И под конец, охваченный обидой,
Не вы ль хотели с девой Немезидой
Делить до гроба сплин и геморрой?
А всё затем, чтоб, сокрушив каноны,
Богиню мести, судей и законы
Мог выпороть воинственный герой.
Все ужасы вы мрачно перебрали,
Но в поисках оригинальных сцен
Лишь мой камзол убогий оборвали…
Нет, вы просты, сердитый мой кузен.
Фома
Но кто же ты, что здесь сидишь и пляшешь
На этом кресле?
Шут
Привиденье ночи.
Дыра души, заштопанная наспех,
Скользящая лениво в пустоте,
В загадочной среде без измерений,
В объеме странном, что упруг и плотен
И, как пружина, в действии своем
Сжимается. Но сжатия предел —
Здесь некий нуль, науке не известный.
Он, сокращаясь, всасывает души
И все тела для новой обработки.
Я — только школьник, получивший отпуск,
Чтоб в сад чужой забраться на досуге.
А впрочем, может быть, мужайтесь, друг, —
Я — лишь обман, рожденный лихорадкой,
Галлюцинация, мечта. Не больше…
Фома
Ты лжешь, ты лжешь, проклятое отродье,
Мечта не может быть такой нелепой.
Шут
Ну, утешайтесь. Я же вас насквозь
И поперек, и вдоль давненько знаю.
И мне вас жаль.

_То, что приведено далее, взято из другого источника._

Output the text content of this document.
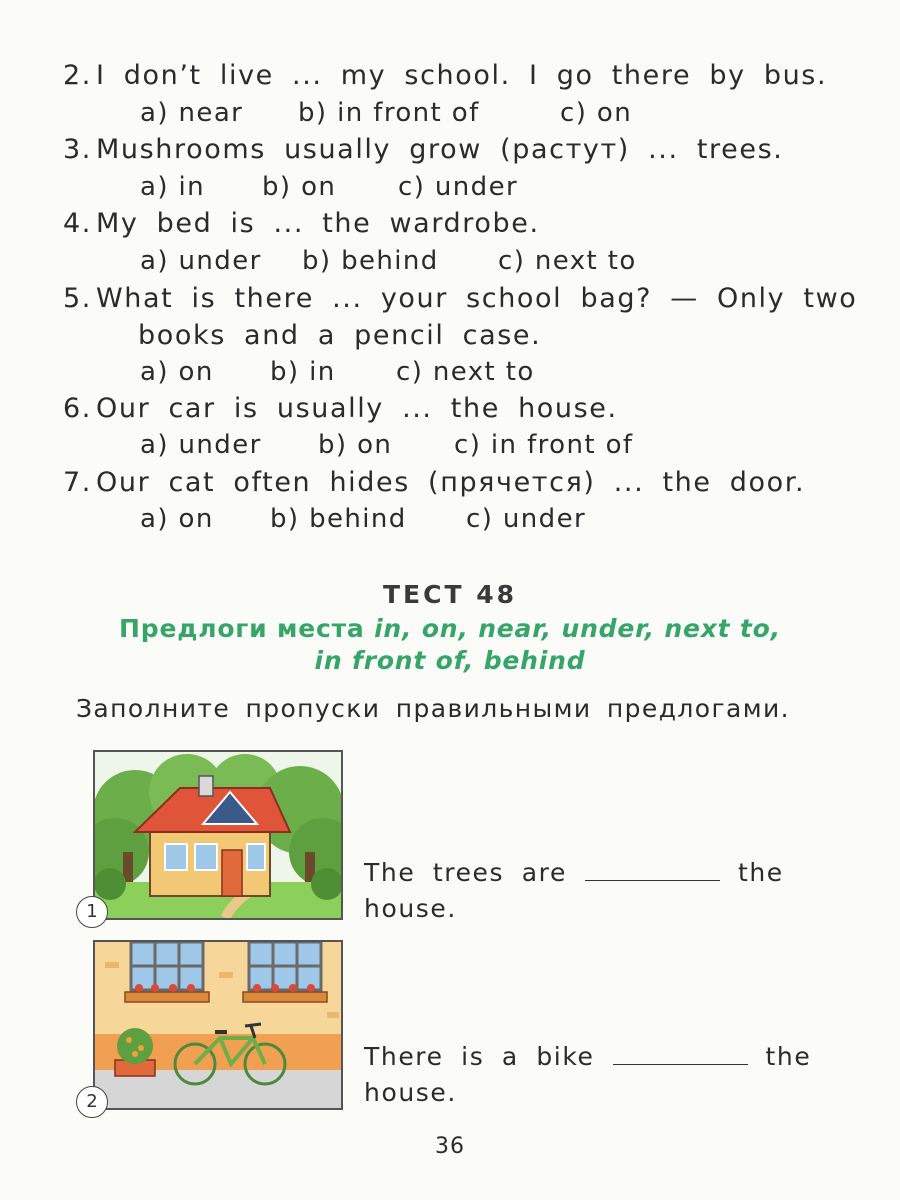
2. I don’t live ... my school. I go there by bus.
a) near b) in front of	c) on
3. Mushrooms usually grow (растут) ... trees.
a) in b) on c) under
4. My bed is ... the wardrobe.
a) under b) behind c) next to
5. What is there ... your school bag? — Only two
books and a pencil case.
a) on b) in c) next to
6. Our car is usually ... the house.
a) under b) on c) in front of
7. Our cat often hides (прячется) ... the door.
a) on b) behind c) under
ТЕСТ 48
Предлоги места in, on, near, under, next to,
in front of, behind
Заполните пропуски правильными предлогами.
1
The trees are	the
house.
2
There is a bike	the
house.
36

Обидно ведь — свершить
Ужасное злодейство, да такое,
Что вся земля должна бы содрогнуться, —
А в результате — вовсе ничего.
Ни отклика, ни шума. Всё спокойно…
Да и злодейству нужен резонанс,
Чтоб стать трагическим, а так — не стоит
И начинать. Какая-то дыра
Иль топь беззвучно камень проглотила
И даже не пустила пузырей.
Герой туда, герой сюда — всё спит;
Глядишь — и он уснул. И нет героя.
Осталась только жалкая нелепость,
Как здравый смысл иль физики законы.
Фома
Так сгинь же, бес!
Шут
Какие выраженья!
Аu revoir, я с нервами не лажу;
Вы раздражаетесь, и мне пора
Уйти в туман, расплыться, раствориться.
(Расплывается в воздухе)
Фома
Обман, обман. Я бодрствую и грежу,
Как девочка, забытая в потемках —
Мария (просыпаясь)
Ты всё не спишь? Послушай, я дрожу, —
Престранный сон мне душу потревожил.
Привиделось мне, будто кто-то третий
Был здесь, одетый сумраком туманным,
И кровь мою заворожил со смехом,
И, наклонясь ко мне, рукой косматой
Души коснулся и бессмертье вынул…
Фома
Бессмертье — Боже мой, как это мало!
То дух отца пришел к тебе неслышно,
Чтоб дочери преступную любовь
В пустую чашку бросить на весы,
Где взвешивает Бог его страданья,
И посмотреть, какая перетянет.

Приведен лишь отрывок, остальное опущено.